Topical, Oral session, Tuesday, June 09
Sierra/Padre,

[46.15] On the Theory of Pulse Propagation and Two-frequency Field Statistics in Irregular Interstellar Plasmas

H. C. Lambert (UC San Diego)

Two-frequency second moments and pulse profiles are computed for plane and spherical waves both propagating in an extended plasma and incident on a thin plasma phase screen located between the source and the observer. The various models considered for the electron-density wavenumber-spectrum are the simple power-law model, the power-law model with an inner scale, the ``\beta=4 model,'' and the square-law structure function model.
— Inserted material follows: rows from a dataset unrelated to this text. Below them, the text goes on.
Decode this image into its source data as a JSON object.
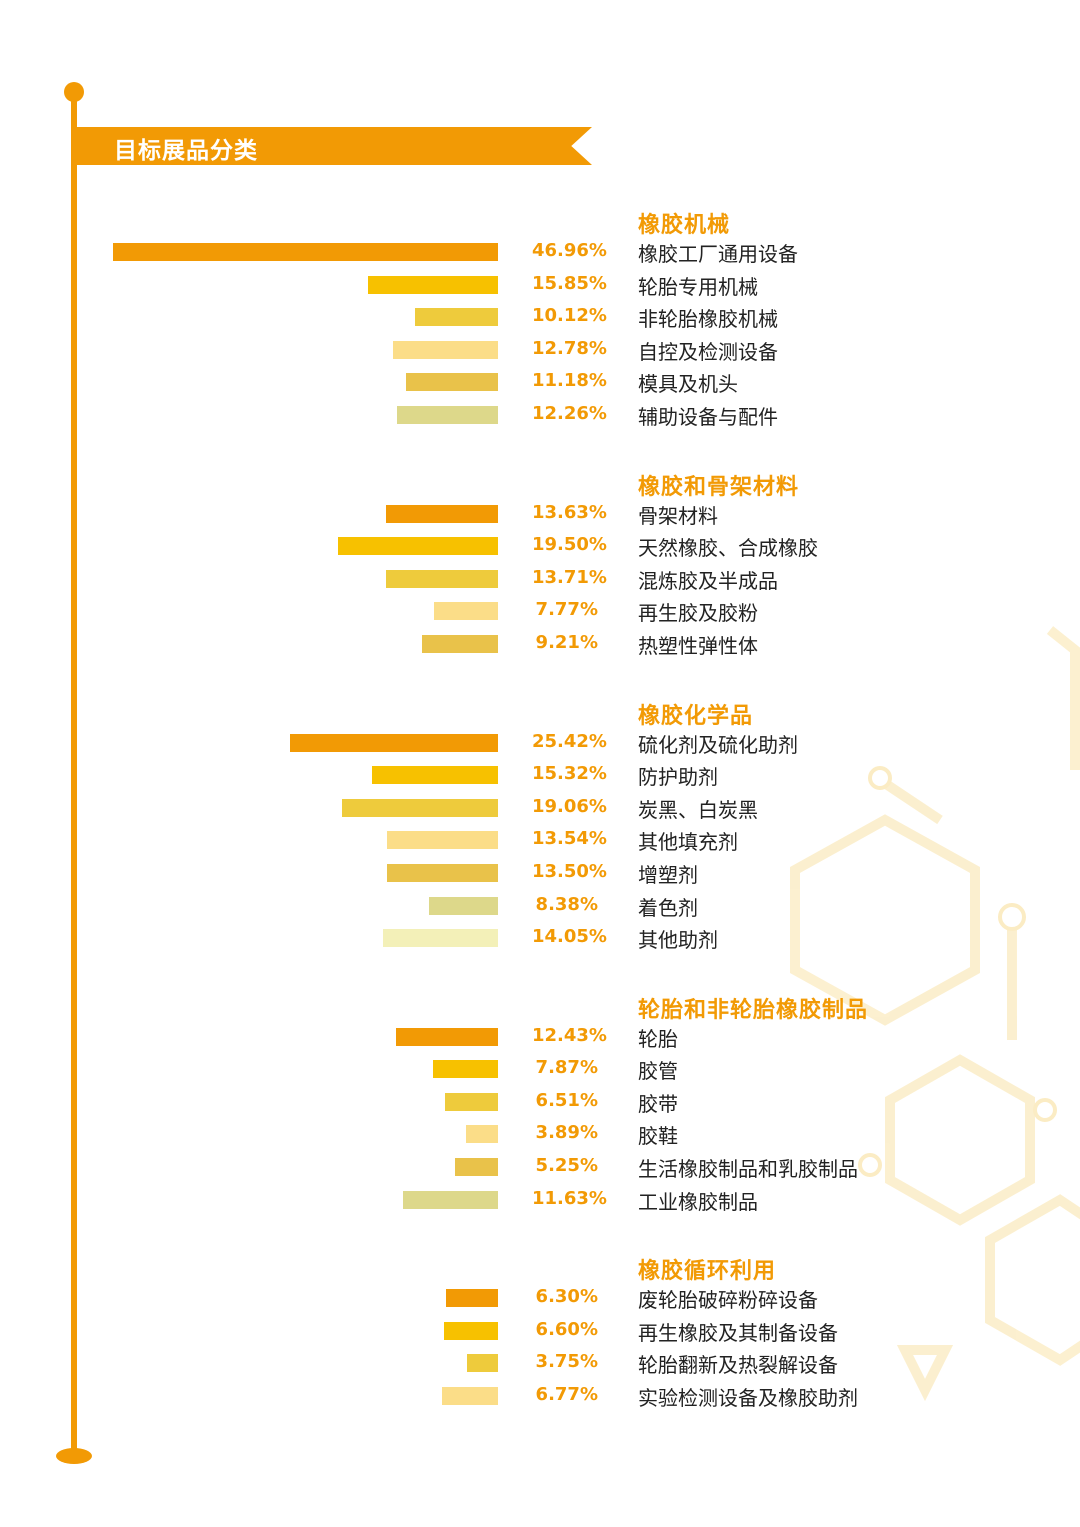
{
  "chart_data": {
    "type": "bar",
    "orientation": "horizontal",
    "title": "目标展品分类",
    "unit": "%",
    "colors": [
      "#f29a05",
      "#f7c100",
      "#eecb3c",
      "#fbdd88",
      "#e9c24a",
      "#ddd88a",
      "#f3f0b8"
    ],
    "groups": [
      {
        "name": "橡胶机械",
        "categories": [
          "橡胶工厂通用设备",
          "轮胎专用机械",
          "非轮胎橡胶机械",
          "自控及检测设备",
          "模具及机头",
          "辅助设备与配件"
        ],
        "values": [
          46.96,
          15.85,
          10.12,
          12.78,
          11.18,
          12.26
        ],
        "labels": [
          "46.96%",
          "15.85%",
          "10.12%",
          "12.78%",
          "11.18%",
          "12.26%"
        ]
      },
      {
        "name": "橡胶和骨架材料",
        "categories": [
          "骨架材料",
          "天然橡胶、合成橡胶",
          "混炼胶及半成品",
          "再生胶及胶粉",
          "热塑性弹性体"
        ],
        "values": [
          13.63,
          19.5,
          13.71,
          7.77,
          9.21
        ],
        "labels": [
          "13.63%",
          "19.50%",
          "13.71%",
          "7.77%",
          "9.21%"
        ]
      },
      {
        "name": "橡胶化学品",
        "categories": [
          "硫化剂及硫化助剂",
          "防护助剂",
          "炭黑、白炭黑",
          "其他填充剂",
          "增塑剂",
          "着色剂",
          "其他助剂"
        ],
        "values": [
          25.42,
          15.32,
          19.06,
          13.54,
          13.5,
          8.38,
          14.05
        ],
        "labels": [
          "25.42%",
          "15.32%",
          "19.06%",
          "13.54%",
          "13.50%",
          "8.38%",
          "14.05%"
        ]
      },
      {
        "name": "轮胎和非轮胎橡胶制品",
        "categories": [
          "轮胎",
          "胶管",
          "胶带",
          "胶鞋",
          "生活橡胶制品和乳胶制品",
          "工业橡胶制品"
        ],
        "values": [
          12.43,
          7.87,
          6.51,
          3.89,
          5.25,
          11.63
        ],
        "labels": [
          "12.43%",
          "7.87%",
          "6.51%",
          "3.89%",
          "5.25%",
          "11.63%"
        ]
      },
      {
        "name": "橡胶循环利用",
        "categories": [
          "废轮胎破碎粉碎设备",
          "再生橡胶及其制备设备",
          "轮胎翻新及热裂解设备",
          "实验检测设备及橡胶助剂"
        ],
        "values": [
          6.3,
          6.6,
          3.75,
          6.77
        ],
        "labels": [
          "6.30%",
          "6.60%",
          "3.75%",
          "6.77%"
        ]
      }
    ]
  }
}
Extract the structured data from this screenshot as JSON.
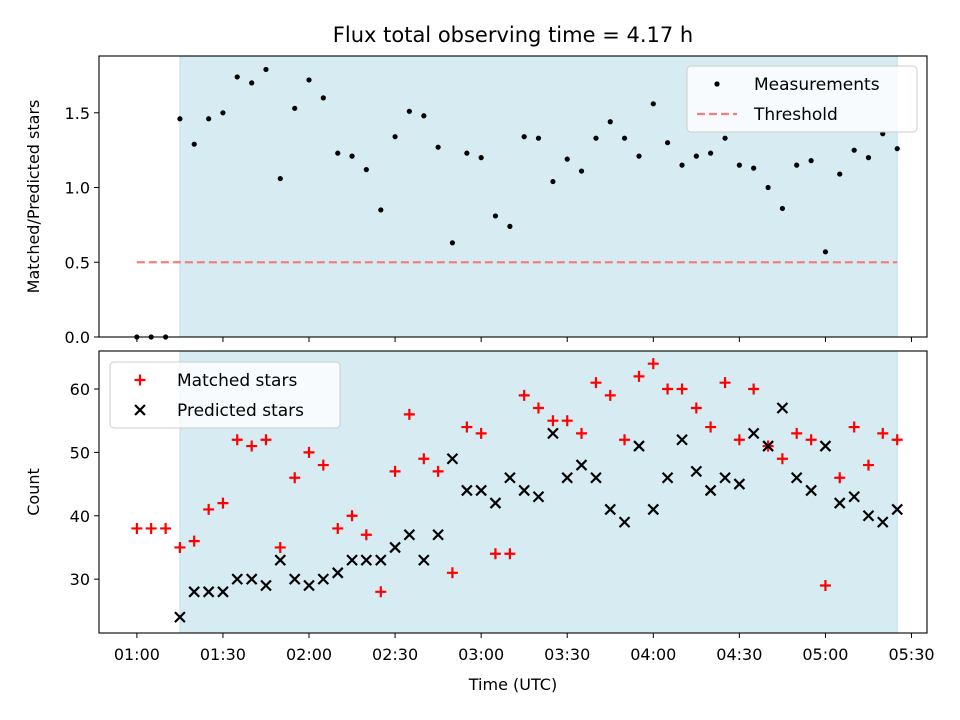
{
  "chart_data": [
    {
      "type": "scatter",
      "title": "Flux total observing time = 4.17 h",
      "ylabel": "Matched/Predicted stars",
      "xlim": [
        0.78,
        5.59
      ],
      "ylim": [
        0,
        1.88
      ],
      "yticks": [
        0.0,
        0.5,
        1.0,
        1.5
      ],
      "ytick_labels": [
        "0.0",
        "0.5",
        "1.0",
        "1.5"
      ],
      "xticks": [
        1.0,
        1.5,
        2.0,
        2.5,
        3.0,
        3.5,
        4.0,
        4.5,
        5.0,
        5.5
      ],
      "shaded_region": {
        "x": [
          1.25,
          5.417
        ],
        "color": "#add8e6",
        "alpha": 0.5
      },
      "legend": {
        "placement": "top-right",
        "entries": [
          "Measurements",
          "Threshold"
        ]
      },
      "series": [
        {
          "name": "Measurements",
          "marker": "dot",
          "color": "#000000",
          "x": [
            1.0,
            1.083,
            1.167,
            1.25,
            1.333,
            1.417,
            1.5,
            1.583,
            1.667,
            1.75,
            1.833,
            1.917,
            2.0,
            2.083,
            2.167,
            2.25,
            2.333,
            2.417,
            2.5,
            2.583,
            2.667,
            2.75,
            2.833,
            2.917,
            3.0,
            3.083,
            3.167,
            3.25,
            3.333,
            3.417,
            3.5,
            3.583,
            3.667,
            3.75,
            3.833,
            3.917,
            4.0,
            4.083,
            4.167,
            4.25,
            4.333,
            4.417,
            4.5,
            4.583,
            4.667,
            4.75,
            4.833,
            4.917,
            5.0,
            5.083,
            5.167,
            5.25,
            5.333,
            5.417
          ],
          "y": [
            0.0,
            0.0,
            0.0,
            1.46,
            1.29,
            1.46,
            1.5,
            1.74,
            1.7,
            1.79,
            1.06,
            1.53,
            1.72,
            1.6,
            1.23,
            1.21,
            1.12,
            0.85,
            1.34,
            1.51,
            1.48,
            1.27,
            0.63,
            1.23,
            1.2,
            0.81,
            0.74,
            1.34,
            1.33,
            1.04,
            1.19,
            1.11,
            1.33,
            1.44,
            1.33,
            1.21,
            1.56,
            1.3,
            1.15,
            1.21,
            1.23,
            1.33,
            1.15,
            1.13,
            1.0,
            0.86,
            1.15,
            1.18,
            0.57,
            1.09,
            1.25,
            1.2,
            1.36,
            1.26
          ]
        },
        {
          "name": "Threshold",
          "marker": "dashed-line",
          "color": "#f08080",
          "x": [
            1.0,
            5.417
          ],
          "y": [
            0.5,
            0.5
          ]
        }
      ]
    },
    {
      "type": "scatter",
      "xlabel": "Time (UTC)",
      "ylabel": "Count",
      "xlim": [
        0.78,
        5.59
      ],
      "ylim": [
        21.5,
        66.0
      ],
      "yticks": [
        30,
        40,
        50,
        60
      ],
      "ytick_labels": [
        "30",
        "40",
        "50",
        "60"
      ],
      "xticks": [
        1.0,
        1.5,
        2.0,
        2.5,
        3.0,
        3.5,
        4.0,
        4.5,
        5.0,
        5.5
      ],
      "xtick_labels": [
        "01:00",
        "01:30",
        "02:00",
        "02:30",
        "03:00",
        "03:30",
        "04:00",
        "04:30",
        "05:00",
        "05:30"
      ],
      "shaded_region": {
        "x": [
          1.25,
          5.417
        ],
        "color": "#add8e6",
        "alpha": 0.5
      },
      "legend": {
        "placement": "top-left",
        "entries": [
          "Matched stars",
          "Predicted stars"
        ]
      },
      "series": [
        {
          "name": "Matched stars",
          "marker": "plus",
          "color": "#ff0000",
          "x": [
            1.0,
            1.083,
            1.167,
            1.25,
            1.333,
            1.417,
            1.5,
            1.583,
            1.667,
            1.75,
            1.833,
            1.917,
            2.0,
            2.083,
            2.167,
            2.25,
            2.333,
            2.417,
            2.5,
            2.583,
            2.667,
            2.75,
            2.833,
            2.917,
            3.0,
            3.083,
            3.167,
            3.25,
            3.333,
            3.417,
            3.5,
            3.583,
            3.667,
            3.75,
            3.833,
            3.917,
            4.0,
            4.083,
            4.167,
            4.25,
            4.333,
            4.417,
            4.5,
            4.583,
            4.667,
            4.75,
            4.833,
            4.917,
            5.0,
            5.083,
            5.167,
            5.25,
            5.333,
            5.417
          ],
          "y": [
            38,
            38,
            38,
            35,
            36,
            41,
            42,
            52,
            51,
            52,
            35,
            46,
            50,
            48,
            38,
            40,
            37,
            28,
            47,
            56,
            49,
            47,
            31,
            54,
            53,
            34,
            34,
            59,
            57,
            55,
            55,
            53,
            61,
            59,
            52,
            62,
            64,
            60,
            60,
            57,
            54,
            61,
            52,
            60,
            51,
            49,
            53,
            52,
            29,
            46,
            54,
            48,
            53,
            52
          ]
        },
        {
          "name": "Predicted stars",
          "marker": "x",
          "color": "#000000",
          "x": [
            1.25,
            1.333,
            1.417,
            1.5,
            1.583,
            1.667,
            1.75,
            1.833,
            1.917,
            2.0,
            2.083,
            2.167,
            2.25,
            2.333,
            2.417,
            2.5,
            2.583,
            2.667,
            2.75,
            2.833,
            2.917,
            3.0,
            3.083,
            3.167,
            3.25,
            3.333,
            3.417,
            3.5,
            3.583,
            3.667,
            3.75,
            3.833,
            3.917,
            4.0,
            4.083,
            4.167,
            4.25,
            4.333,
            4.417,
            4.5,
            4.583,
            4.667,
            4.75,
            4.833,
            4.917,
            5.0,
            5.083,
            5.167,
            5.25,
            5.333,
            5.417
          ],
          "y": [
            24,
            28,
            28,
            28,
            30,
            30,
            29,
            33,
            30,
            29,
            30,
            31,
            33,
            33,
            33,
            35,
            37,
            33,
            37,
            49,
            44,
            44,
            42,
            46,
            44,
            43,
            53,
            46,
            48,
            46,
            41,
            39,
            51,
            41,
            46,
            52,
            47,
            44,
            46,
            45,
            53,
            51,
            57,
            46,
            44,
            51,
            42,
            43,
            40,
            39,
            41
          ]
        }
      ]
    }
  ]
}
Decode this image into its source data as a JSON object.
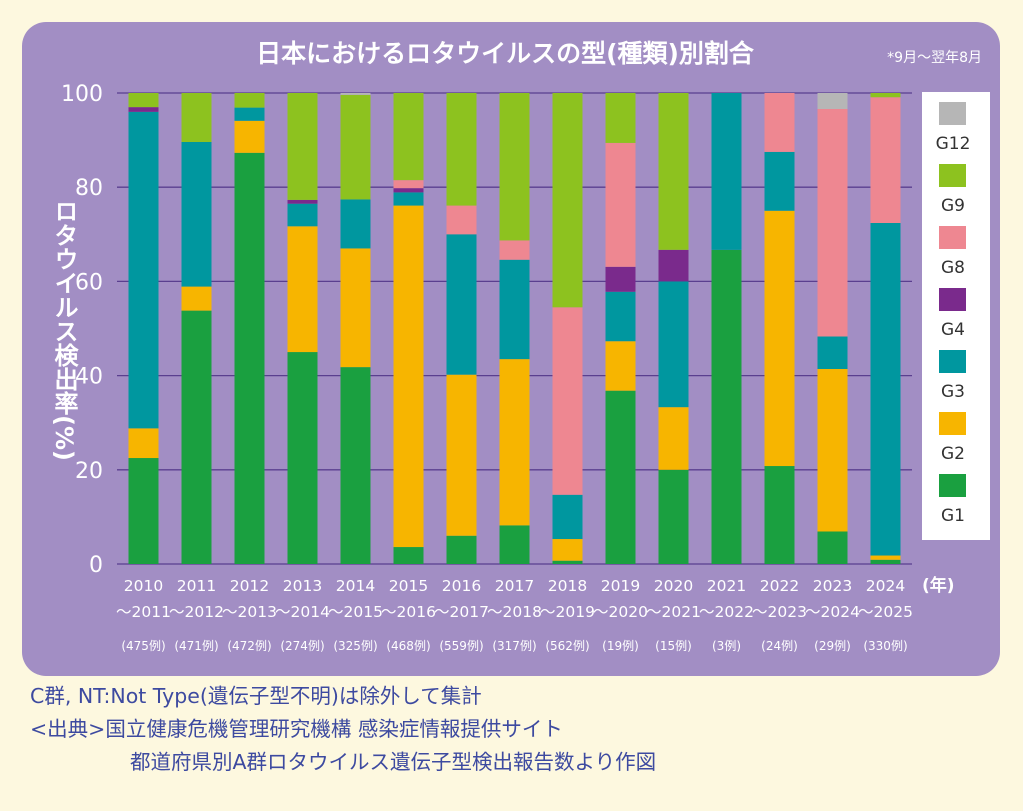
{
  "chart_data": {
    "type": "bar",
    "stacked": true,
    "title": "日本におけるロタウイルスの型(種類)別割合",
    "note": "*9月〜翌年8月",
    "ylabel": "ロタウイルス検出率(%)",
    "xunit": "(年)",
    "ylim": [
      0,
      100
    ],
    "yticks": [
      "0",
      "20",
      "40",
      "60",
      "80",
      "100"
    ],
    "grid": true,
    "legend_position": "right",
    "categories": [
      {
        "line1": "2010",
        "line2": "〜2011",
        "count": "(475例)"
      },
      {
        "line1": "2011",
        "line2": "〜2012",
        "count": "(471例)"
      },
      {
        "line1": "2012",
        "line2": "〜2013",
        "count": "(472例)"
      },
      {
        "line1": "2013",
        "line2": "〜2014",
        "count": "(274例)"
      },
      {
        "line1": "2014",
        "line2": "〜2015",
        "count": "(325例)"
      },
      {
        "line1": "2015",
        "line2": "〜2016",
        "count": "(468例)"
      },
      {
        "line1": "2016",
        "line2": "〜2017",
        "count": "(559例)"
      },
      {
        "line1": "2017",
        "line2": "〜2018",
        "count": "(317例)"
      },
      {
        "line1": "2018",
        "line2": "〜2019",
        "count": "(562例)"
      },
      {
        "line1": "2019",
        "line2": "〜2020",
        "count": "(19例)"
      },
      {
        "line1": "2020",
        "line2": "〜2021",
        "count": "(15例)"
      },
      {
        "line1": "2021",
        "line2": "〜2022",
        "count": "(3例)"
      },
      {
        "line1": "2022",
        "line2": "〜2023",
        "count": "(24例)"
      },
      {
        "line1": "2023",
        "line2": "〜2024",
        "count": "(29例)"
      },
      {
        "line1": "2024",
        "line2": "〜2025",
        "count": "(330例)"
      }
    ],
    "series": [
      {
        "name": "G1",
        "color": "#1aa040",
        "values": [
          22.5,
          53.8,
          87.3,
          45.0,
          41.8,
          3.6,
          6.0,
          8.2,
          0.7,
          36.8,
          20.0,
          66.7,
          20.8,
          6.9,
          0.9
        ]
      },
      {
        "name": "G2",
        "color": "#f7b500",
        "values": [
          6.3,
          5.1,
          6.8,
          26.7,
          25.2,
          72.5,
          34.2,
          35.3,
          4.6,
          10.5,
          13.3,
          0,
          54.2,
          34.5,
          0.9
        ]
      },
      {
        "name": "G3",
        "color": "#00979f",
        "values": [
          67.2,
          30.7,
          2.8,
          4.8,
          10.4,
          2.8,
          29.8,
          21.1,
          9.4,
          10.5,
          26.7,
          33.3,
          12.5,
          6.9,
          70.6
        ]
      },
      {
        "name": "G4",
        "color": "#7a2a8c",
        "values": [
          1.0,
          0,
          0,
          0.8,
          0,
          0.9,
          0,
          0,
          0,
          5.3,
          6.7,
          0,
          0,
          0,
          0
        ]
      },
      {
        "name": "G8",
        "color": "#ee8791",
        "values": [
          0,
          0,
          0,
          0,
          0,
          1.7,
          6.1,
          4.1,
          39.8,
          26.3,
          0,
          0,
          12.5,
          48.3,
          26.7
        ]
      },
      {
        "name": "G9",
        "color": "#8dc21f",
        "values": [
          3.0,
          10.4,
          3.1,
          22.7,
          22.2,
          18.5,
          23.9,
          31.3,
          45.5,
          10.6,
          33.3,
          0,
          0,
          0,
          0.9
        ]
      },
      {
        "name": "G12",
        "color": "#b6b6b6",
        "values": [
          0,
          0,
          0,
          0,
          0.4,
          0,
          0,
          0,
          0,
          0,
          0,
          0,
          0,
          3.4,
          0
        ]
      }
    ],
    "legend_order": [
      "G12",
      "G9",
      "G8",
      "G4",
      "G3",
      "G2",
      "G1"
    ]
  },
  "footer": {
    "line1": "C群, NT:Not Type(遺伝子型不明)は除外して集計",
    "line2": "<出典>国立健康危機管理研究機構 感染症情報提供サイト",
    "line3": "都道府県別A群ロタウイルス遺伝子型検出報告数より作図"
  }
}
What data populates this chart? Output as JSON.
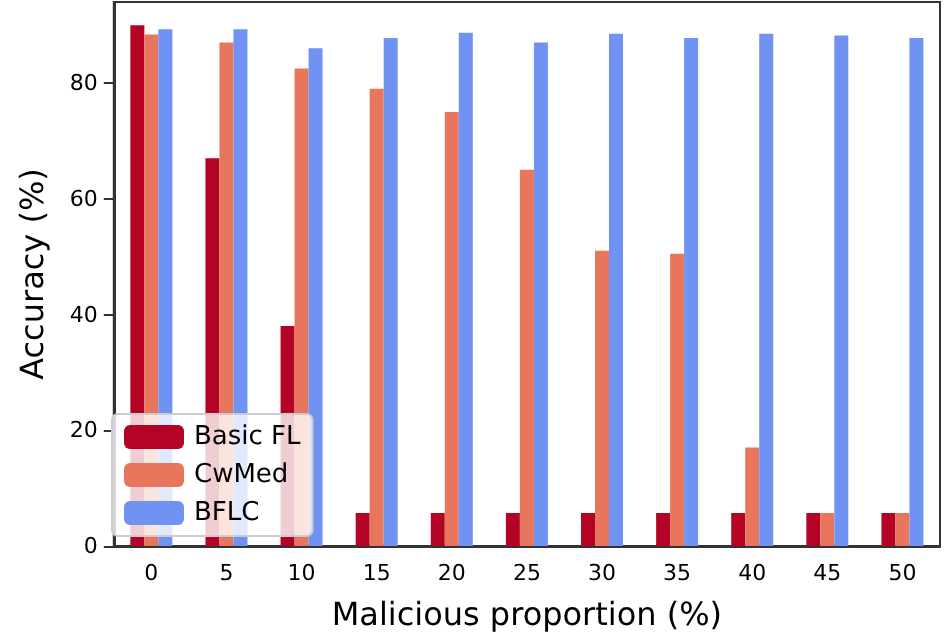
{
  "chart_data": {
    "type": "bar",
    "xlabel": "Malicious proportion (%)",
    "ylabel": "Accuracy (%)",
    "categories": [
      "0",
      "5",
      "10",
      "15",
      "20",
      "25",
      "30",
      "35",
      "40",
      "45",
      "50"
    ],
    "series": [
      {
        "name": "Basic FL",
        "color": "#b40426",
        "values": [
          90,
          67,
          38,
          5.7,
          5.7,
          5.7,
          5.7,
          5.7,
          5.7,
          5.7,
          5.7
        ]
      },
      {
        "name": "CwMed",
        "color": "#e8765d",
        "values": [
          88.4,
          87,
          82.5,
          79,
          75,
          65,
          51,
          50.5,
          17,
          5.7,
          5.7
        ]
      },
      {
        "name": "BFLC",
        "color": "#6f92f3",
        "values": [
          89.3,
          89.3,
          86,
          87.8,
          88.7,
          87,
          88.5,
          87.8,
          88.5,
          88.2,
          87.8
        ]
      }
    ],
    "ylim": [
      0,
      94
    ],
    "yticks": [
      0,
      20,
      40,
      60,
      80
    ],
    "grid": false,
    "legend": "bottom left"
  }
}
The power-law model with spectral exponent \beta=11/3 corresponds to the Kolmogorov turbulence spectrum. The \beta=4 model suggests the random distribution in location and orientation of discrete objects across the line of sight. An outer scale is included in the \beta=4 model to account for the average size of the objects. The diffractive decorrelation bandwidth, \Delta \nu_d, obtained from the square of the magnitude of the two-frequency second moment, is related to the scattering broadening time, \Delta t_d, via the Fourier uncertainty relation: 2\pi \Delta \nu_d \Delta t_d = C_1. Numerical values for the constant C_1 are computed for the aforementioned geometries and spectral models of the scattering medium. The theoretical pulse profiles reveal similar scattering tails regardless of the distribution of scattering material along the line of sight. Hence measurements of the scattering tails of pulsars may be used to constrain the various spectral models of the galactic electron density fluctuations, independent of the scattering geometry.